Quinto, estratégia defensiva não é apenas copiar a funcionalidade do disruptor, e sim reconfigurar o pacote de valor. A Microsoft não “só” fez um navegador parecido com o da Netscape; ela o amarrou ao Windows, alterou o pacote de valor inteiro.
O Google não quer apenas um chatbot comparável ao ChatGPT; quer que IA seja a cola entre todos os seus serviços. CEOs e conselhos deveriam olhar para entrantes disruptivos e perguntar: “como reempacotar nosso portfólio de forma que essa inovação jogue a nosso favor, e não contra nós?”, em vez de limitar-se a criar um produto semelhante em uma área isolada.
Por fim, há uma lição de humildade: mesmo para empresas brilhantes, ser o first mover de uma tecnologia intensiva em capital é extremamente arriscado. Na prática, a combinação mais resiliente tende a ser um incumbente que consegue se comportar como startup em algumas frentes e uma startup que, cedo ou tarde, encontra ancoragem em fluxos de caixa reais e diversificados.
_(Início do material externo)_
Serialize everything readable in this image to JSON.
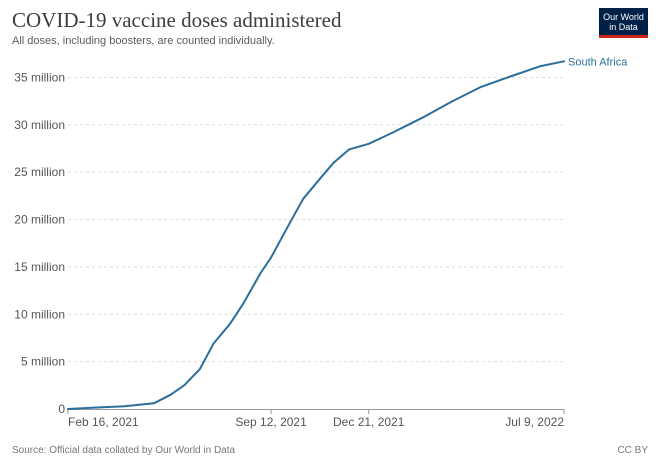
{
  "header": {
    "title": "COVID-19 vaccine doses administered",
    "subtitle": "All doses, including boosters, are counted individually."
  },
  "logo": {
    "line1": "Our World",
    "line2": "in Data"
  },
  "footer": {
    "source": "Source: Official data collated by Our World in Data",
    "license": "CC BY"
  },
  "colors": {
    "series": "#2c6e9c",
    "grid": "#dddddd",
    "axis": "#999999",
    "logo_bg": "#002147",
    "logo_accent": "#ce261e"
  },
  "chart_data": {
    "type": "line",
    "title": "COVID-19 vaccine doses administered",
    "subtitle": "All doses, including boosters, are counted individually.",
    "xlabel": "",
    "ylabel": "",
    "x_axis_type": "date",
    "xlim": [
      "2021-02-16",
      "2022-07-09"
    ],
    "ylim": [
      0,
      37000000
    ],
    "x_ticks": [
      {
        "date": "2021-02-16",
        "label": "Feb 16, 2021"
      },
      {
        "date": "2021-09-12",
        "label": "Sep 12, 2021"
      },
      {
        "date": "2021-12-21",
        "label": "Dec 21, 2021"
      },
      {
        "date": "2022-07-09",
        "label": "Jul 9, 2022"
      }
    ],
    "y_ticks": [
      {
        "value": 0,
        "label": "0"
      },
      {
        "value": 5000000,
        "label": "5 million"
      },
      {
        "value": 10000000,
        "label": "10 million"
      },
      {
        "value": 15000000,
        "label": "15 million"
      },
      {
        "value": 20000000,
        "label": "20 million"
      },
      {
        "value": 25000000,
        "label": "25 million"
      },
      {
        "value": 30000000,
        "label": "30 million"
      },
      {
        "value": 35000000,
        "label": "35 million"
      }
    ],
    "grid": true,
    "series": [
      {
        "name": "South Africa",
        "color": "#2c6e9c",
        "points": [
          {
            "x": "2021-02-16",
            "y": 0
          },
          {
            "x": "2021-03-15",
            "y": 150000
          },
          {
            "x": "2021-04-15",
            "y": 300000
          },
          {
            "x": "2021-05-15",
            "y": 600000
          },
          {
            "x": "2021-06-01",
            "y": 1500000
          },
          {
            "x": "2021-06-15",
            "y": 2500000
          },
          {
            "x": "2021-07-01",
            "y": 4200000
          },
          {
            "x": "2021-07-15",
            "y": 6900000
          },
          {
            "x": "2021-08-01",
            "y": 9000000
          },
          {
            "x": "2021-08-15",
            "y": 11200000
          },
          {
            "x": "2021-09-01",
            "y": 14300000
          },
          {
            "x": "2021-09-12",
            "y": 16000000
          },
          {
            "x": "2021-10-01",
            "y": 19600000
          },
          {
            "x": "2021-10-15",
            "y": 22200000
          },
          {
            "x": "2021-11-01",
            "y": 24300000
          },
          {
            "x": "2021-11-15",
            "y": 26000000
          },
          {
            "x": "2021-12-01",
            "y": 27400000
          },
          {
            "x": "2021-12-21",
            "y": 28000000
          },
          {
            "x": "2022-01-15",
            "y": 29200000
          },
          {
            "x": "2022-02-15",
            "y": 30800000
          },
          {
            "x": "2022-03-15",
            "y": 32400000
          },
          {
            "x": "2022-04-15",
            "y": 34000000
          },
          {
            "x": "2022-05-15",
            "y": 35100000
          },
          {
            "x": "2022-06-15",
            "y": 36200000
          },
          {
            "x": "2022-07-09",
            "y": 36700000
          }
        ]
      }
    ]
  }
}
CEOs e conselhos que forem capazes de ler esse jogo com antecedência terão mais chances de transformar potenciais disruptores em oportunidades de reposicionamento, e não apenas em ameaças a serem reagidas quando já é tarde.
Nem sempre a mesma história se repete, mas aprender com as lições deixadas é fundamental para quem não deseja replicar os mesmos ciclos de ascensão meteórica e queda retumbante que muitos pioneiros e incubentes tiveram.
E tudo isto ainda pode ser traduzido do CNPJ para seu CPF: o que você está fazendo para sua carreira não ser disruptada por um jovem inovador? O melhor jeito de se defender é o ditado “se não pode com o inimigo, junte-se a ele!”, ou seja, participe e se envolva ativamente com os inovadores que estão transformando mundo.